(Isabelle Halleux)
Je
vais vous livrer sur 3 petites pistes de réflexion qui m’ont habitée en
préparant ce commentaire de l’évangile (Mt 13, 1-9). Je méditerai encore parce
que je pense que je suis loin d’avoir épuisé le sujet !
Première
piste : j’ai lu un commentaire de Saint Jean Chrysostome sur la parabole
du semeur qui m‘a fait réfléchir au fait que si un professionnel adroit sème en
dehors du terrain fertile, ce n’est peut-être ni anodin, ni par hasard… Un
semeur prendrait-il le risque de perdre la semence sur un terrain non
fertile ? Si oui, peut-être ne prend-il que le risque que cela germe, que
cela donne du fruit… Alors, Jésus-Semeur : Inconscience ? Audace ?
ou Confiance ?
Deuxième
réflexion : Dimanche, en sortant de la messe à la cathédrale de Soissons,
mon regard a été attiré par le « jardin des haricots » juste à côté
de la cathédrale.

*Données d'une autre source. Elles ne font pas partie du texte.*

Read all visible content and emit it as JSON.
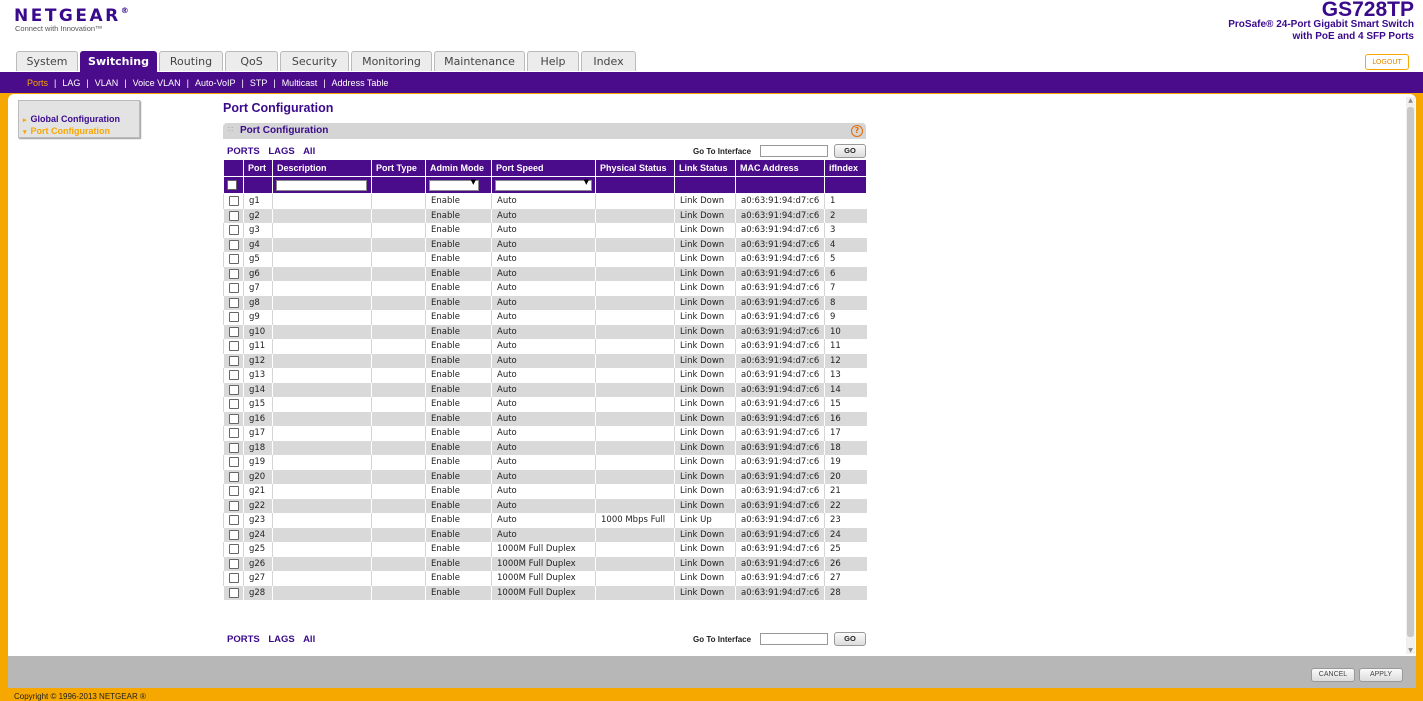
{
  "header": {
    "logo": "NETGEAR",
    "tagline": "Connect with Innovation™",
    "model": "GS728TP",
    "model_desc_line1": "ProSafe® 24-Port Gigabit Smart Switch",
    "model_desc_line2": "with PoE and 4 SFP Ports",
    "logout": "LOGOUT"
  },
  "tabs": [
    "System",
    "Switching",
    "Routing",
    "QoS",
    "Security",
    "Monitoring",
    "Maintenance",
    "Help",
    "Index"
  ],
  "active_tab": "Switching",
  "subnav": [
    "Ports",
    "LAG",
    "VLAN",
    "Voice VLAN",
    "Auto-VoIP",
    "STP",
    "Multicast",
    "Address Table"
  ],
  "active_subnav": "Ports",
  "leftnav": [
    "Global Configuration",
    "Port Configuration"
  ],
  "page_title": "Port Configuration",
  "panel_title": "Port Configuration",
  "help_icon": "?",
  "filter_links": [
    "PORTS",
    "LAGS",
    "All"
  ],
  "goto_label": "Go To Interface",
  "go_button": "GO",
  "table": {
    "columns": [
      "",
      "Port",
      "Description",
      "Port Type",
      "Admin Mode",
      "Port Speed",
      "Physical Status",
      "Link Status",
      "MAC Address",
      "ifIndex"
    ],
    "rows": [
      [
        "g1",
        "",
        "",
        "Enable",
        "Auto",
        "",
        "Link Down",
        "a0:63:91:94:d7:c6",
        "1"
      ],
      [
        "g2",
        "",
        "",
        "Enable",
        "Auto",
        "",
        "Link Down",
        "a0:63:91:94:d7:c6",
        "2"
      ],
      [
        "g3",
        "",
        "",
        "Enable",
        "Auto",
        "",
        "Link Down",
        "a0:63:91:94:d7:c6",
        "3"
      ],
      [
        "g4",
        "",
        "",
        "Enable",
        "Auto",
        "",
        "Link Down",
        "a0:63:91:94:d7:c6",
        "4"
      ],
      [
        "g5",
        "",
        "",
        "Enable",
        "Auto",
        "",
        "Link Down",
        "a0:63:91:94:d7:c6",
        "5"
      ],
      [
        "g6",
        "",
        "",
        "Enable",
        "Auto",
        "",
        "Link Down",
        "a0:63:91:94:d7:c6",
        "6"
      ],
      [
        "g7",
        "",
        "",
        "Enable",
        "Auto",
        "",
        "Link Down",
        "a0:63:91:94:d7:c6",
        "7"
      ],
      [
        "g8",
        "",
        "",
        "Enable",
        "Auto",
        "",
        "Link Down",
        "a0:63:91:94:d7:c6",
        "8"
      ],
      [
        "g9",
        "",
        "",
        "Enable",
        "Auto",
        "",
        "Link Down",
        "a0:63:91:94:d7:c6",
        "9"
      ],
      [
        "g10",
        "",
        "",
        "Enable",
        "Auto",
        "",
        "Link Down",
        "a0:63:91:94:d7:c6",
        "10"
      ],
      [
        "g11",
        "",
        "",
        "Enable",
        "Auto",
        "",
        "Link Down",
        "a0:63:91:94:d7:c6",
        "11"
      ],
      [
        "g12",
        "",
        "",
        "Enable",
        "Auto",
        "",
        "Link Down",
        "a0:63:91:94:d7:c6",
        "12"
      ],
      [
        "g13",
        "",
        "",
        "Enable",
        "Auto",
        "",
        "Link Down",
        "a0:63:91:94:d7:c6",
        "13"
      ],
      [
        "g14",
        "",
        "",
        "Enable",
        "Auto",
        "",
        "Link Down",
        "a0:63:91:94:d7:c6",
        "14"
      ],
      [
        "g15",
        "",
        "",
        "Enable",
        "Auto",
        "",
        "Link Down",
        "a0:63:91:94:d7:c6",
        "15"
      ],
      [
        "g16",
        "",
        "",
        "Enable",
        "Auto",
        "",
        "Link Down",
        "a0:63:91:94:d7:c6",
        "16"
      ],
      [
        "g17",
        "",
        "",
        "Enable",
        "Auto",
        "",
        "Link Down",
        "a0:63:91:94:d7:c6",
        "17"
      ],
      [
        "g18",
        "",
        "",
        "Enable",
        "Auto",
        "",
        "Link Down",
        "a0:63:91:94:d7:c6",
        "18"
      ],
      [
        "g19",
        "",
        "",
        "Enable",
        "Auto",
        "",
        "Link Down",
        "a0:63:91:94:d7:c6",
        "19"
      ],
      [
        "g20",
        "",
        "",
        "Enable",
        "Auto",
        "",
        "Link Down",
        "a0:63:91:94:d7:c6",
        "20"
      ],
      [
        "g21",
        "",
        "",
        "Enable",
        "Auto",
        "",
        "Link Down",
        "a0:63:91:94:d7:c6",
        "21"
      ],
      [
        "g22",
        "",
        "",
        "Enable",
        "Auto",
        "",
        "Link Down",
        "a0:63:91:94:d7:c6",
        "22"
      ],
      [
        "g23",
        "",
        "",
        "Enable",
        "Auto",
        "1000 Mbps Full",
        "Link Up",
        "a0:63:91:94:d7:c6",
        "23"
      ],
      [
        "g24",
        "",
        "",
        "Enable",
        "Auto",
        "",
        "Link Down",
        "a0:63:91:94:d7:c6",
        "24"
      ],
      [
        "g25",
        "",
        "",
        "Enable",
        "1000M Full Duplex",
        "",
        "Link Down",
        "a0:63:91:94:d7:c6",
        "25"
      ],
      [
        "g26",
        "",
        "",
        "Enable",
        "1000M Full Duplex",
        "",
        "Link Down",
        "a0:63:91:94:d7:c6",
        "26"
      ],
      [
        "g27",
        "",
        "",
        "Enable",
        "1000M Full Duplex",
        "",
        "Link Down",
        "a0:63:91:94:d7:c6",
        "27"
      ],
      [
        "g28",
        "",
        "",
        "Enable",
        "1000M Full Duplex",
        "",
        "Link Down",
        "a0:63:91:94:d7:c6",
        "28"
      ]
    ]
  },
  "footer": {
    "cancel": "CANCEL",
    "apply": "APPLY",
    "copyright": "Copyright © 1996-2013 NETGEAR ®"
  },
  "colors": {
    "brand_purple": "#4b0c8b",
    "accent_orange": "#f7a800"
  }
}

Un petit jardin avec des perches et des haricots grimpants de
3 mètres de haut, et un écriteau explicatif : « En pleine guerre de cent ans (on est au XIV-XVe siècle), les Soissonnais doivent quitter la ville en
raison d’une épidémie de peste. Dans leur fuite, quelques sacs mal fermés
laissent échapper des graines le long des routes. A leur retour, ils découvrent
un champ couvert de fèves permettant de nourrir toute la population affamée. »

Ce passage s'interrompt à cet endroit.